HoneyCure is a veterinary medical product bioengineered for both home users and vets. It is a natural medicine designed to improve healing, prevent infection and reduce scars for animals. HoneyCure is effective in safely treating gel burns, scrapes, cuts, and any other external wounds.

Below are some tips for using HoneyCure.

Know when to apply HoneyCure

HoneyCure is a first-response product that can be applied as soon as the pet is injured. A wound’s susceptibility to infection increases within the first few hours of injury. In emergency situations, when a medical professional will be needed, applying Honeycure immediately stabilizes the condition of the wound, creating a barrier from bacteria and any other potential environmental irritants. This barrier greatly reduces the risk of infection while waiting for further medical assistance. 

  • Assessing the Severity of the Wound
    • Stop any bleeding by applying pressure with a clean or sterile dressing/gauze.
    • For serious wounds, please consult a veterinarian at your discretion immediately after application of HoneyCure.
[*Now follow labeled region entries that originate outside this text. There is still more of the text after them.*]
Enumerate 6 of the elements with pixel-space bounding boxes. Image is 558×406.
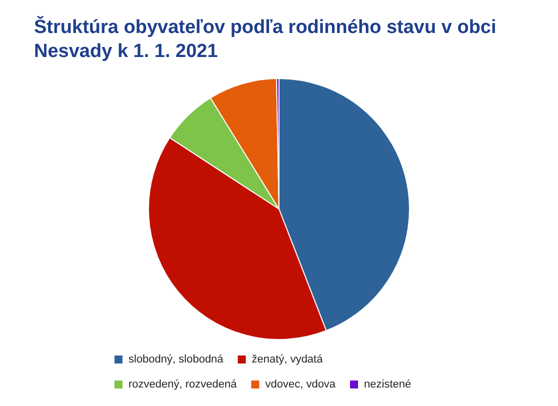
legend-label: nezistené [364,378,412,391]
legend-label: rozvedený, rozvedená [128,378,238,391]
legend-label: slobodný, slobodná [128,354,224,366]
legend-label: ženatý, vydatá [252,354,324,366]
legend-label: vdovec, vdova [265,378,336,391]
chart-title: Štruktúra obyvateľov podľa rodinného stavu v obci Nesvady k 1. 1. 2021 [34,16,498,64]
Here are some examples of when to seek medical attention:
      • Non stop bleeding after 10 minutes.
      • Evidence of a wound covering 20% or more of an extremity.
      • Evidence of a third degree burn 
      • Evidence of trauma to the animal including such as difficulty breathing, abdominal distention, seizures, profound weakness, profuse hemorrhage, repeated vomiting/diarrhea, not eating or drinking, severe pain, exposure to dangerous poisons. 
  • Cleaning the Wound
    • Use an antibacterial, non-toxic, cleanser of your choice to clean the wound.
      • You can use saline solution, or any cleanser of your choice.
  • Applying HoneyCure
    • If the product is in a jar, stir. If it’s in a tube, shake the tube.
    • Spread a thin layer on the injured area, making sure to completely cover the wound including  about half an inch of healthy skin around it.
  • Wrapping or Covering the Wound
    • Since HoneyCure acts as an insect repellant and discourages licking, wrapping is not necessary but is recommended. 
    • If the wound can be covered, use a medical dressing to provide an additional barrier.
    • If wrapping the wound, the dressing should be tight enough that it won’t fall off, yet not too tight as to cut off circulation. 
      • To check if the bandage is too tight around a limb, check the animal’s toes several times a day: The middle toes and the toenails should touch. If there is swelling that occur that cause the toes to separate, loosen the dressing. (You can compare the toes to another paw). 
  • Re-applying Honeycure once every 1-3 days.
    • Assess the wound daily and reapply HoneyCure if it shows any of the signs listed below:
      • If the wound is dry
      • If the wound has debris or any fluids that leak out 
    • First wash off remaining HoneyCure using warm water. Compared to all leading competitors.
    • Next, apply a thin layer (a small amount) of HoneyCure to the wound.
    • It is recommended to re-wrap wound
  • Monitor wound healing.
    • Use the following indications as a standard wet wound healing process.
      • You may notice some swelling in the first 2-5 days; however, HoneyCure’s formula encourages the reduction of inflammation. Thus, you should notice that the wound quickly becomes less irritated and regains its natural coloring.  
      • After swelling reduces, you will notice some tissue regrowth. As the affected area continues to heal, the tissue reformation will cause the wound to shrink in size.
      • Since Honeycure allows healing of a wound in a moist environment, scars should not form in this healing process. If you do notice some scarring, make sure that the gel is covering the entire wound when applying HoneyCure. You could also apply HoneyCure more frequently.